そして、どん底からはい上がろうとする中で、自分の人生観というものをより確かなものにしていくのかもしれません。

そのことを私に教えてくれたのは、クライエントの皆さんでした。

どん底の中にあり、必死にはい上がろうとする人たち。

なかなかすぐには浮上できず、思うようにいかない状況が続きます。

しかし、そんな暗中模索の中で何かを見出せたとき。

その時のクライエントの語りの中にある言葉は、実に確かな人生観だと思わずにはいられないものです。
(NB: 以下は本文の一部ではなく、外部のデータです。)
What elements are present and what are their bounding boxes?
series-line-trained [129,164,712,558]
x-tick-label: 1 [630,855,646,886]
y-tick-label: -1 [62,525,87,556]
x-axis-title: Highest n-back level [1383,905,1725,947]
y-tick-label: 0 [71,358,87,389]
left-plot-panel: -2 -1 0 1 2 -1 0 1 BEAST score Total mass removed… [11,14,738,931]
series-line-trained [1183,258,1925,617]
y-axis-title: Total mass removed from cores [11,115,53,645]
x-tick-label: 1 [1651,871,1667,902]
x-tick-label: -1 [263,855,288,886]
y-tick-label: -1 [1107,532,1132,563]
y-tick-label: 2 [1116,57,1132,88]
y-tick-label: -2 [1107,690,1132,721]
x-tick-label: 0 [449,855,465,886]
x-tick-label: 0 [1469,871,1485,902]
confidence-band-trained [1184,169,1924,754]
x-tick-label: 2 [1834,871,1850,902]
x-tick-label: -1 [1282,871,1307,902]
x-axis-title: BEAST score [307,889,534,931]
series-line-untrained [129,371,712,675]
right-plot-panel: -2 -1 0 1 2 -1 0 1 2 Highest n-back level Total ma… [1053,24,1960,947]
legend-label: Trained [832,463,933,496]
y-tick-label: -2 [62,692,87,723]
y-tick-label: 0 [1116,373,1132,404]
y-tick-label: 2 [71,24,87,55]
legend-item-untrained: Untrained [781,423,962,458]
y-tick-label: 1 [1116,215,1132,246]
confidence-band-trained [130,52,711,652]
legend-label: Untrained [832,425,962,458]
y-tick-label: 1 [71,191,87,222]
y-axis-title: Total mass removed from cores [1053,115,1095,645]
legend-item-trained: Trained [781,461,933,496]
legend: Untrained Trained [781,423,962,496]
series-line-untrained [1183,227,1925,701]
まるでそれは、三浦綾子の小説の言葉のように、また、正岡子規の俳句のように澄んでいて尊い、そして確かな言葉なのです。

どん底から人間が立ち上がっていく時に口にする言葉。

それは、まるで尊い教えを聞いているような感覚すら覚えるものです。

また、そうした境地にたどり着くのは、大人だけではありません。

スクールカウンセラーを務めていた時、私は小学生の子どもたちからも、同じような言葉を聞いたのです。

誰に教わったわけでもないはずなのに、子どもたちは自らの暗中模索の中から、確かな人生観を語ります。

その言葉、表現は、大人のそれと何ら変わることがありません。

私はそうした場面に何度も遭遇するうちに、子どもたちのそうした内面性を自然とリスペクトするようになりました。

例えそれが小学校1年生の子どもであっても、子どもが有する内面の尊さに、敬意の念を抱くようになりました。

いつの間にか、私は子どもたちにそうした念をもって接するようになったのです。

すると、その思いが子どもたちに伝わったのか、子どもたとの関係性やカウンセリングが深まるようになりました。

目の前の小さな子どもたちを心から尊敬する感覚が常にあり、その感覚を大事にカウンセリングをすると、非常に上手くいきました。

カール・R・ロジャーズがこんなことを言っています。

カウンセリングは、技法よりもカウンセラー自身の「姿勢」や「態度」、つまりそのあり方や人間性の方が大事である。

私はこの考えが全くもって真実であると思うようになりました。

それからは、応答などの技法もそうですが、自分の面接でのあり方がどうだったかを、より検討するようにしました。

自分がどんな心持ちで、どんな心のあり様で座っているのか?

瞬間瞬間にどんな思いや感覚が働いているのか?

こうした様子を丹念に検討するようになりました。

そしてこうした要素が面接に及ぼす影響がいかに大きいものかということを、再認識していったのです。

こうしたことを教えてくれたのは、クライエントの皆さんです。

クライエントが学を深めていくことはもちろん、カウンセラーも学びを深めていく。

双方が学びを深めていく関係性こそ、カウンセリングの成果をより確かなものにするのかもしれません。